17 Par décision du 10 septembre 2018, le service du traitement des réclamations no 1 des autorités fiscales a rejeté cette réclamation administrative, au motif que les activités exercées par Happy Education ne faisaient pas partie du système national d’enseignement et n’étaient pas autorisées en vertu des normes méthodologiques d’application de l’article 292, paragraphe 1, sous f), du code des impôts.

18 Saisi d’un recours contre cette décision par Happy Education, le Tribunalul Cluj (tribunal de grande instance de Cluj, Roumanie) fait observer que l’objet social des activités exercées par celle-ci s’était vu attribuer, lors de la création de la société, le code CAEN 8559 – « Autres enseignements », raison pour laquelle cette société a estimé qu’il n’y avait pas lieu d’obtenir d’avis supplémentaires pour que les services fournis dans le cadre de cet objet social soient classés dans la catégorie
des opérations exonérées de TVA, en application de l’article 292, paragraphe 1, sous f), du code des impôts.

19 La juridiction de renvoi affirme, toutefois, que, au regard du droit national, notamment de cette disposition, les prestations proposées par Happy Education ne sont pas exonérées, dans la mesure où celle-ci n’a pas prouvé la conclusion d’un partenariat avec un établissement d’enseignement en vue de la mise en œuvre d’un projet dans le cadre du programme « École après l’école ».

20 Cette juridiction estime, néanmoins, que Happy Education pourrait invoquer le bénéfice de l’article 132, paragraphe 1, sous i), de la directive 2006/112.

21 À cet égard, Happy Education fait valoir que les services qu’elle fournit aux élèves comprennent des activités de transmission de connaissances tant pratiques que théoriques, conformément au programme scolaire national, qui sont nécessaires pour approfondir les connaissances acquises par les élèves dans le cadre des cours dispensés dans les établissements d’enseignement. La finalité de ces activités serait donc non pas purement récréative, mais principalement axée sur la réalisation des devoirs
et la consolidation des connaissances acquises pendant les heures de cours suivies dans les établissements d’enseignement du système national.

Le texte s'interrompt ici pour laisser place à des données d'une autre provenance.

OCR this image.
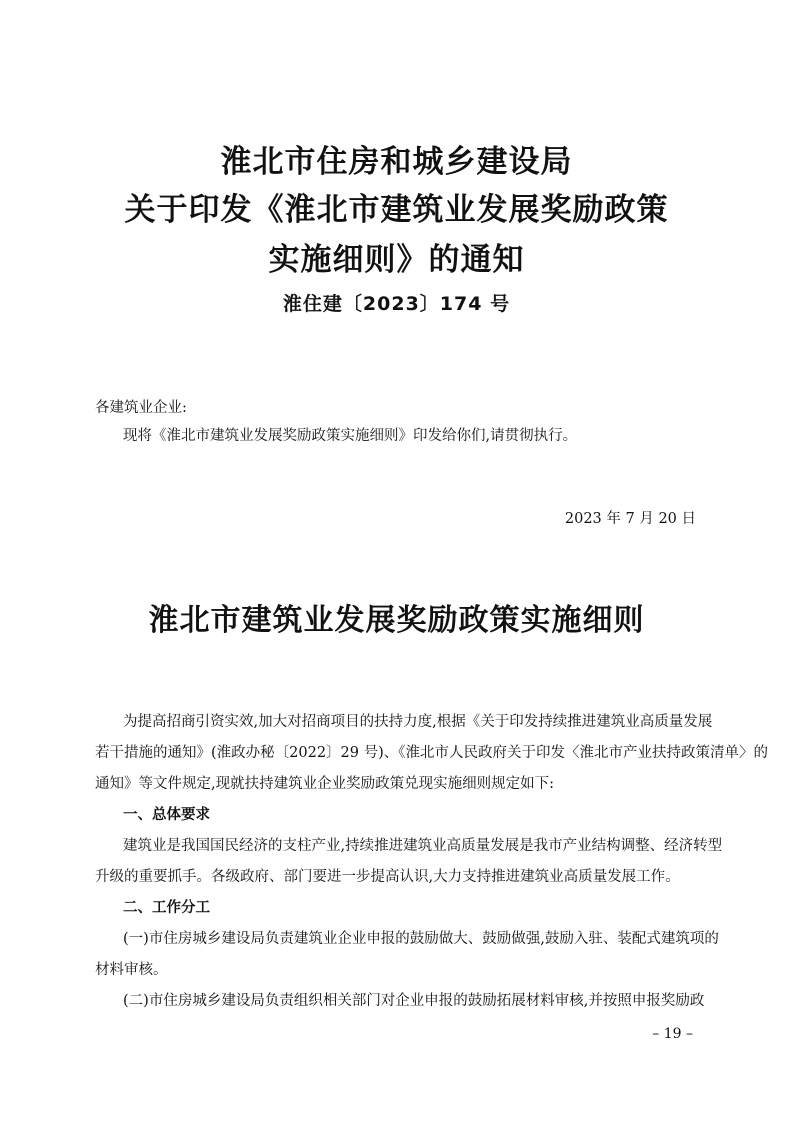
淮北市住房和城乡建设局
关于印发《淮北市建筑业发展奖励政策
实施细则》的通知
淮住建〔2023〕174 号
各建筑业企业:
现将《淮北市建筑业发展奖励政策实施细则》印发给你们,请贯彻执行。
2023 年 7 月 20 日
淮北市建筑业发展奖励政策实施细则
为提高招商引资实效,加大对招商项目的扶持力度,根据《关于印发持续推进建筑业高质量发展
若干措施的通知》(淮政办秘〔2022〕29 号)、《淮北市人民政府关于印发〈淮北市产业扶持政策清单〉的
通知》等文件规定,现就扶持建筑业企业奖励政策兑现实施细则规定如下:
一、总体要求
建筑业是我国国民经济的支柱产业,持续推进建筑业高质量发展是我市产业结构调整、经济转型
升级的重要抓手。各级政府、部门要进一步提高认识,大力支持推进建筑业高质量发展工作。
二、工作分工
(一)市住房城乡建设局负责建筑业企业申报的鼓励做大、鼓励做强,鼓励入驻、装配式建筑项的
材料审核。
(二)市住房城乡建设局负责组织相关部门对企业申报的鼓励拓展材料审核,并按照申报奖励政
– 19 –
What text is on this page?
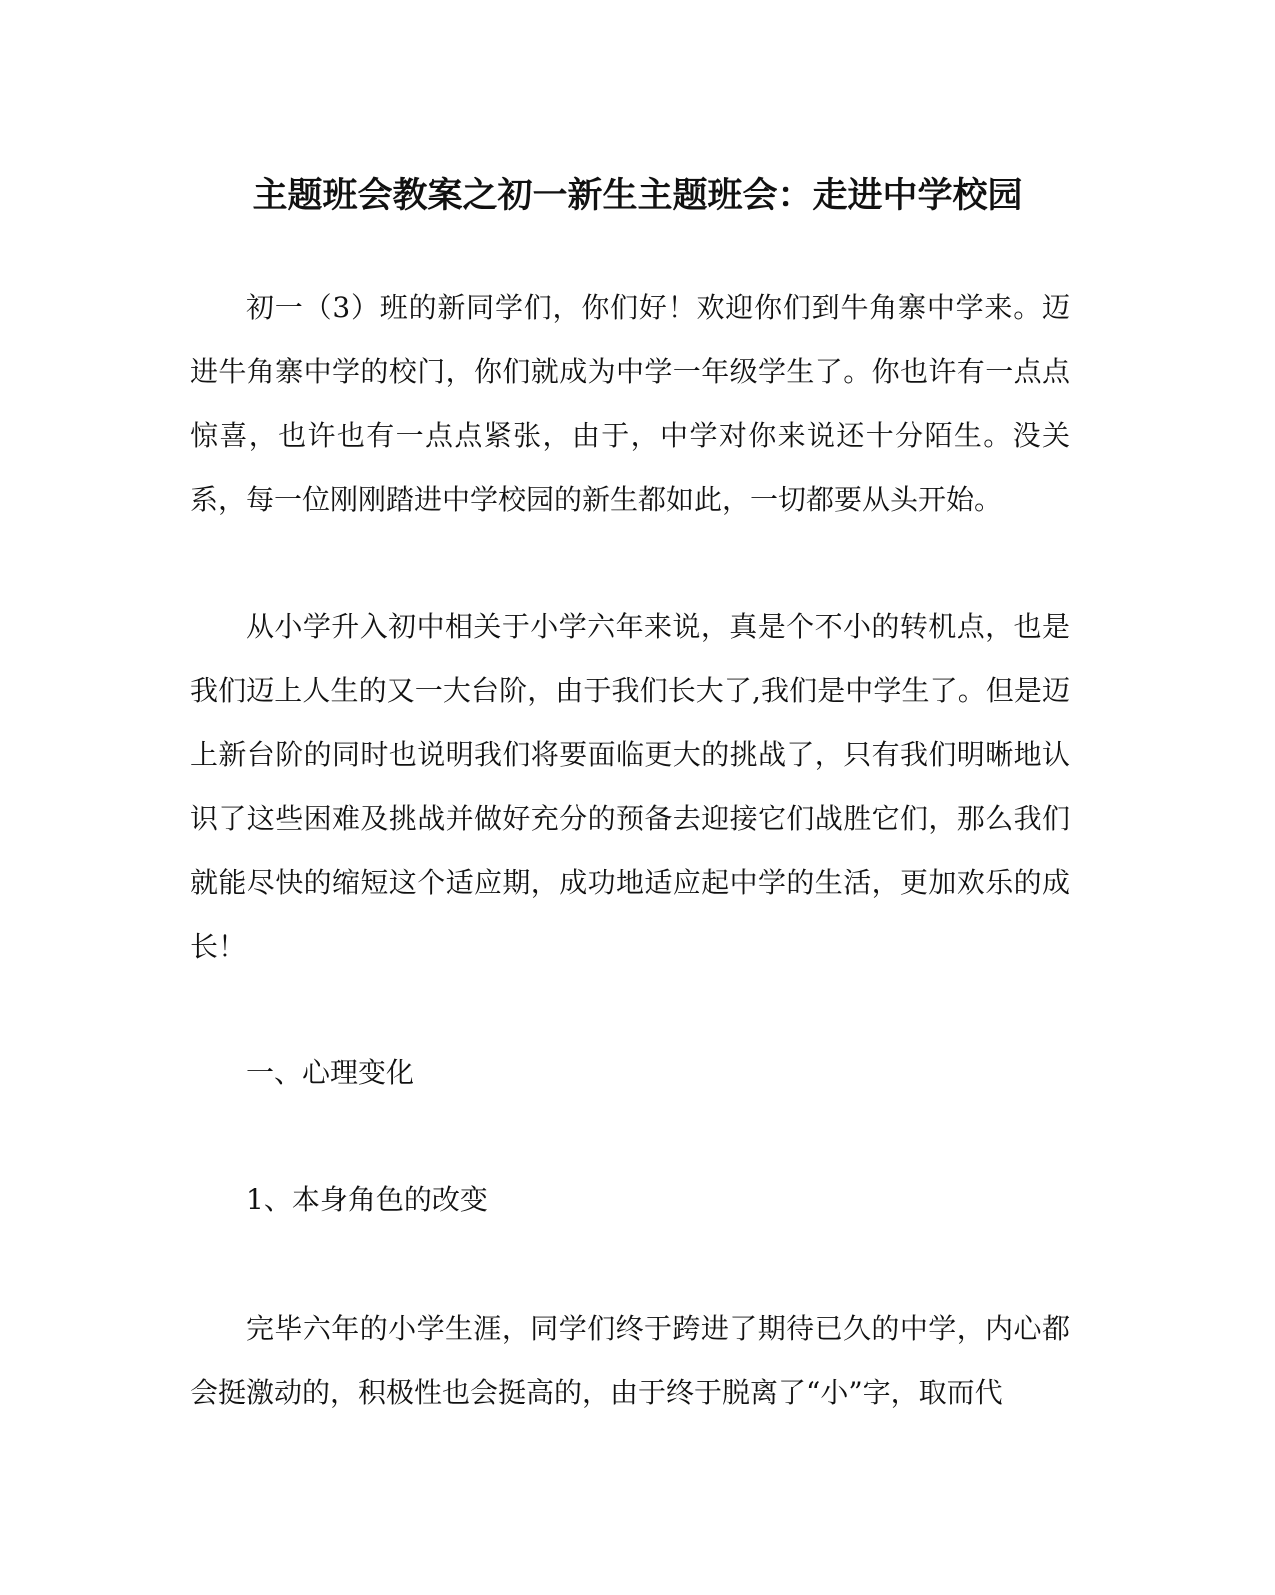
主题班会教案之初一新生主题班会：走进中学校园

初一（3）班的新同学们，你们好！欢迎你们到牛角寨中学来。迈进牛角寨中学的校门，你们就成为中学一年级学生了。你也许有一点点惊喜，也许也有一点点紧张，由于，中学对你来说还十分陌生。没关系，每一位刚刚踏进中学校园的新生都如此，一切都要从头开始。

从小学升入初中相关于小学六年来说，真是个不小的转机点，也是我们迈上人生的又一大台阶，由于我们长大了,我们是中学生了。但是迈上新台阶的同时也说明我们将要面临更大的挑战了，只有我们明晰地认识了这些困难及挑战并做好充分的预备去迎接它们战胜它们，那么我们就能尽快的缩短这个适应期，成功地适应起中学的生活，更加欢乐的成长！

一、心理变化

1、本身角色的改变

完毕六年的小学生涯，同学们终于跨进了期待已久的中学，内心都会挺激动的，积极性也会挺高的，由于终于脱离了“小”字，取而代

22 La juridiction de renvoi en conclut que l’activité de Happy Education relève de la notion d’« enseignement scolaire ou universitaire », au sens de l’article 132, paragraphe 1, sous i), de la directive 2006/112.

23 Elle éprouve, en revanche, des doutes quant au fait que Happy Education remplisse les autres critères fixés à cette disposition, dans la mesure où il n’est pas certain qu’elle puisse être perçue en tant qu’« organisme reconnu comme ayant des fins comparables » aux organismes de droit public, au sens de ladite disposition, dès lors qu’elle ne détient que l’autorisation nécessaire pour l’exercice des activités éducatives identifiées par le code CAEN 8559, cette autorisation n’étant toutefois pas
considérée, en droit national, comme suffisante pour rendre un organisme éligible à l’exonération de la TVA.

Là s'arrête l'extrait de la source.